Dynamics of Complex Living Systems

Animal movement and encounter theory

Research

A lot of the ecological theory developed during the last one hundred years, from models of species interactions to mathematical epidemiology, assumes that organisms interact with each other following the ‘law of mass action’. This encounter model, although mathematically simple, is incorrect for most real scenarios because it assumes that organisms roam freely in their entire environment and are thus equally likely to interact with any other organism they share the environment with.  Our research has provided a new family of encounter models that relax this well-mixed assumption and account for the patterns of movement behavior observed in animal tracking data.

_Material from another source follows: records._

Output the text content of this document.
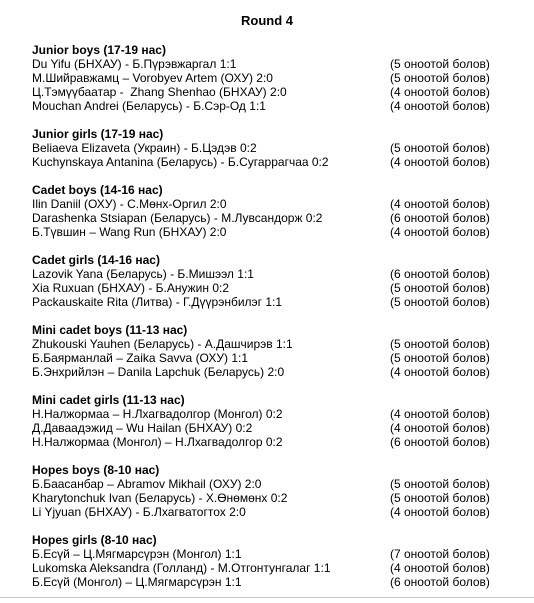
Round 4
Junior boys (17-19 нас)
Du Yifu (БНХАУ) - Б.Пүрэвжаргал 1:1	(5 оноотой болов)
М.Шийравжамц – Vorobyev Artem (ОХУ) 2:0	(5 оноотой болов)
Ц.Тэмүүбаатар -  Zhang Shenhao (БНХАУ) 2:0	(4 оноотой болов)
Mouchan Andrei (Беларусь) - Б.Сэр-Од 1:1	(4 оноотой болов)
Junior girls (17-19 нас)
Beliaeva Elizaveta (Украин) - Б.Цэдэв 0:2	(5 оноотой болов)
Kuchynskaya Antanina (Беларусь) - Б.Сугаррагчаа 0:2	(4 оноотой болов)
Cadet boys (14-16 нас)
Ilin Daniil (ОХУ) - С.Мөнх-Оргил 2:0	(4 оноотой болов)
Darashenka Stsiapan (Беларусь) - М.Лувсандорж 0:2	(6 оноотой болов)
Б.Түвшин – Wang Run (БНХАУ) 2:0	(4 оноотой болов)
Cadet girls (14-16 нас)
Lazovik Yana (Беларусь) - Б.Мишээл 1:1	(6 оноотой болов)
Xia Ruxuan (БНХАУ) - Б.Анужин 0:2	(5 оноотой болов)
Packauskaite Rita (Литва) - Г.Дүүрэнбилэг 1:1	(5 оноотой болов)
Mini cadet boys (11-13 нас)
Zhukouski Yauhen (Беларусь) - А.Дашчирэв 1:1	(5 оноотой болов)
Б.Баярманлай – Zaika Savva (ОХУ) 1:1	(5 оноотой болов)
Б.Энхрийлэн – Danila Lapchuk (Беларусь) 2:0	(4 оноотой болов)
Mini cadet girls (11-13 нас)
Н.Налжормаа – Н.Лхагвадолгор (Монгол) 0:2	(4 оноотой болов)
Д.Даваадэжид – Wu Hailan (БНХАУ) 0:2	(4 оноотой болов)
Н.Налжормаа (Монгол) – Н.Лхагвадолгор 0:2	(6 оноотой болов)
Hopes boys (8-10 нас)
Б.Баасанбар – Abramov Mikhail (ОХУ) 2:0	(5 оноотой болов)
Kharytonchuk Ivan (Беларусь) - Х.Өнөмөнх 0:2	(5 оноотой болов)
Li Yjyuan (БНХАУ) - Б.Лхагватогтох 2:0	(4 оноотой болов)
Hopes girls (8-10 нас)
Б.Есүй – Ц.Мягмарсүрэн (Монгол) 1:1	(7 оноотой болов)
Lukomska Aleksandra (Голланд) - М.Отгонтунгалаг 1:1	(4 оноотой болов)
Б.Есүй (Монгол) – Ц.Мягмарсүрэн 1:1	(6 оноотой болов)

We have shown that these more realistic encounter rates could either be higher or lower relative to mass action and sensitive to the details of the movement behavior, which has profound implications at higher ecological scales as well as in determining the rate at which animals interact with different landscapes features such as road or power lines.

Selected references:

Dornelas, V., de Castro, P., Calabrese, J. M., Fagan, W. F., & Martinez-Garcia, R. (2023). How movement bias to attractive regions determines population spread and critical habitat size. arXiv preprint arXiv:2306.06450.
Nauta, J., Simoens, P., Khaluf, Y., & Martinez-Garcia, R. (2022). Foraging behaviour and patch size distribution jointly determine population dynamics in fragmented landscapes. Journal of the Royal Society Interface, 19(191), 20220103
Noonan, M. J., Martinez‐Garcia, R. et al., (2021). Estimating encounter location distributions from animal tracking data. Methods in Ecology and Evolution, 12(7), 1158-1173.
Martinez-Garcia, R., Fleming, C. H., Seppelt, R., Fagan, W. F., & Calabrese, J. M. (2020). How range residency and long-range perception change encounter rates. Journal of Theoretical Biology, 498, 110267.